Intrinsic Distribution and Atomic Level Stress in Polymeric Melts

Abstract

The relationship between stress production and relaxation on one hand and the local structure on the other is studied in model polymeric melts by the use of equilibrium and nonequilibrium molecular dynamics. The analysis is performed in the intrinsic coordinate systema mobile frame tied to the generic bond. The variation of the intrinsic distribution of interacting neighbors about a representative atom, g̃, with density and temperature is investigated above and below the glass transition. It is shown that g̃ captures close packing effects and the buildup of structure upon transition, similar to the radial distribution function g(r). When computed from the nearest nonbonded neighbors, the intrinsic distribution is nonuniform due to steric shielding.

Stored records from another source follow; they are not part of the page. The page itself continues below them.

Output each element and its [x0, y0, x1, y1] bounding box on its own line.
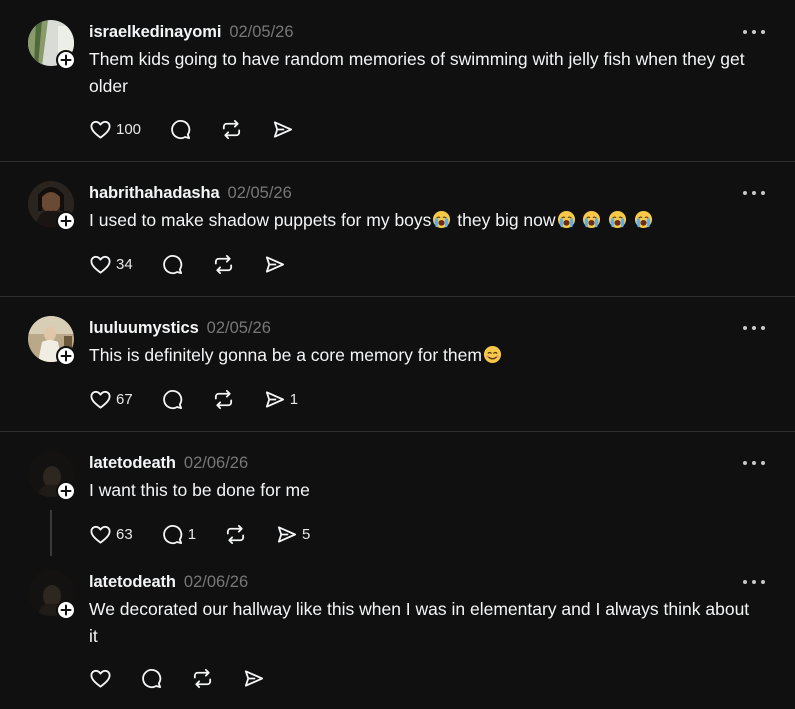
share-count: 5 [302, 525, 311, 543]
repost-icon [220, 118, 243, 141]
post-text-part-2: they big now [452, 210, 556, 230]
avatar[interactable] [28, 316, 76, 366]
repost-icon [191, 667, 214, 690]
follow-plus-icon[interactable] [56, 211, 76, 231]
send-icon [242, 667, 265, 690]
like-count: 34 [116, 255, 133, 273]
like-button[interactable]: 63 [89, 523, 133, 546]
like-button[interactable]: 67 [89, 388, 133, 411]
post-date[interactable]: 02/05/26 [228, 184, 292, 203]
post-date[interactable]: 02/05/26 [207, 319, 271, 338]
post-date[interactable]: 02/06/26 [184, 454, 248, 473]
post-text: I used to make shadow puppets for my boy… [89, 207, 759, 234]
comment-icon [140, 667, 163, 690]
send-icon [263, 388, 286, 411]
share-button[interactable] [271, 118, 294, 141]
reply-button[interactable] [169, 118, 192, 141]
repost-icon [212, 253, 235, 276]
like-button[interactable] [89, 667, 112, 690]
repost-button[interactable] [220, 118, 243, 141]
heart-icon [89, 118, 112, 141]
loudly-crying-face-emoji [557, 210, 576, 229]
more-icon[interactable] [741, 574, 767, 590]
post-text: I want this to be done for me [89, 480, 310, 500]
follow-plus-icon[interactable] [56, 481, 76, 501]
repost-button[interactable] [191, 667, 214, 690]
loudly-crying-face-emoji [634, 210, 653, 229]
comment-icon [161, 253, 184, 276]
username[interactable]: habrithahadasha [89, 184, 220, 203]
repost-button[interactable] [212, 388, 235, 411]
reply-button[interactable] [140, 667, 163, 690]
divider [0, 431, 795, 432]
follow-plus-icon[interactable] [56, 50, 76, 70]
avatar[interactable] [28, 20, 76, 70]
reply-count: 1 [187, 525, 197, 543]
reply-button[interactable]: 1 [161, 523, 196, 546]
like-count: 63 [116, 525, 133, 543]
share-button[interactable]: 1 [263, 388, 298, 411]
repost-button[interactable] [212, 253, 235, 276]
post-text-part-1: I used to make shadow puppets for my boy… [89, 210, 432, 230]
reply-post-3: luuluumystics 02/05/26 This is definitel… [0, 316, 795, 416]
username[interactable]: latetodeath [89, 454, 176, 473]
like-count: 100 [116, 120, 142, 138]
avatar[interactable] [28, 570, 76, 620]
post-text-body: This is definitely gonna be a core memor… [89, 345, 482, 365]
repost-icon [212, 388, 235, 411]
post-text: This is definitely gonna be a core memor… [89, 342, 759, 369]
username[interactable]: israelkedinayomi [89, 23, 221, 42]
username[interactable]: latetodeath [89, 573, 176, 592]
action-bar: 67 1 [89, 387, 326, 411]
reply-post-2: habrithahadasha 02/05/26 I used to make … [0, 181, 795, 281]
reply-post-1: israelkedinayomi 02/05/26 Them kids goin… [0, 20, 795, 150]
comment-icon [161, 523, 184, 546]
like-count: 67 [116, 390, 133, 408]
post-date[interactable]: 02/06/26 [184, 573, 248, 592]
reply-post-4: latetodeath 02/06/26 I want this to be d… [0, 451, 795, 551]
like-button[interactable]: 100 [89, 118, 141, 141]
more-icon[interactable] [741, 320, 767, 336]
comment-icon [161, 388, 184, 411]
send-icon [271, 118, 294, 141]
avatar[interactable] [28, 451, 76, 501]
repost-button[interactable] [224, 523, 247, 546]
share-button[interactable] [242, 667, 265, 690]
divider [0, 161, 795, 162]
share-count: 1 [289, 390, 299, 408]
reply-post-5: latetodeath 02/06/26 We decorated our ha… [0, 570, 795, 700]
smiling-face-emoji [483, 345, 502, 364]
reply-button[interactable] [161, 253, 184, 276]
action-bar: 34 [89, 252, 314, 276]
divider [0, 296, 795, 297]
heart-icon [89, 388, 112, 411]
like-button[interactable]: 34 [89, 253, 133, 276]
share-button[interactable] [263, 253, 286, 276]
heart-icon [89, 253, 112, 276]
action-bar: 63 1 5 [89, 522, 338, 546]
loudly-crying-face-emoji [582, 210, 601, 229]
loudly-crying-face-emoji [432, 210, 451, 229]
username[interactable]: luuluumystics [89, 319, 199, 338]
more-icon[interactable] [741, 455, 767, 471]
action-bar [89, 666, 293, 690]
reply-button[interactable] [161, 388, 184, 411]
loudly-crying-face-emoji [608, 210, 627, 229]
more-icon[interactable] [741, 185, 767, 201]
heart-icon [89, 523, 112, 546]
follow-plus-icon[interactable] [56, 346, 76, 366]
more-icon[interactable] [741, 24, 767, 40]
repost-icon [224, 523, 247, 546]
post-text: We decorated our hallway like this when … [89, 599, 750, 646]
avatar[interactable] [28, 181, 76, 231]
follow-plus-icon[interactable] [56, 600, 76, 620]
comment-icon [169, 118, 192, 141]
post-date[interactable]: 02/05/26 [229, 23, 293, 42]
send-icon [263, 253, 286, 276]
heart-icon [89, 667, 112, 690]
send-icon [275, 523, 298, 546]
action-bar: 100 [89, 117, 322, 141]
share-button[interactable]: 5 [275, 523, 310, 546]
post-text: Them kids going to have random memories … [89, 49, 745, 96]
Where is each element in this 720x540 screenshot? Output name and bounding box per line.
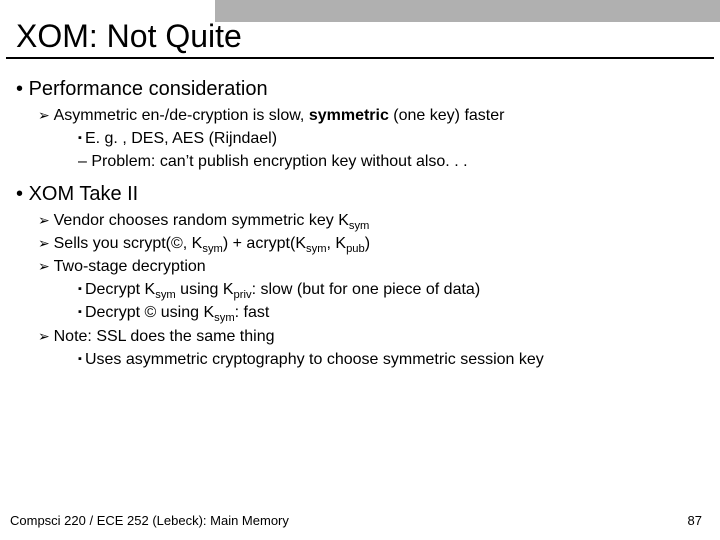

Neighbors at distances larger than a covalent bond length from the representative atom, however, lead to a uniform distribution g̃. Thus, the steric shielding effect generates a nonzero intrinsic deviatoric stress in both equilibrium and nonequilibrium systems, while longer range interactions do not contribute to deviatoric stress production. Consequently, each intrinsic frame carries a nonhydrostatic stress (induced by both bonded and nonbonded interactions) which, upon rotation in the global coordinate system, contributes to the global stress in the melt. A preferential orientation of intrinsic frames (induced, for instance, by the deformation of the fluid) generates therefore a deviatoric global stress. In nonequilibrium simulations, the intrinsic distribution is seen to be independent of the deformation of the fluid. Furthermore, when computed from chain inner atoms, the intrinsic distribution is also chain length independent. This implies, in turn, that intrinsic stresses are deformation and chain length independent. The relevance of these observations to stress relaxation in polymeric melts is discussed.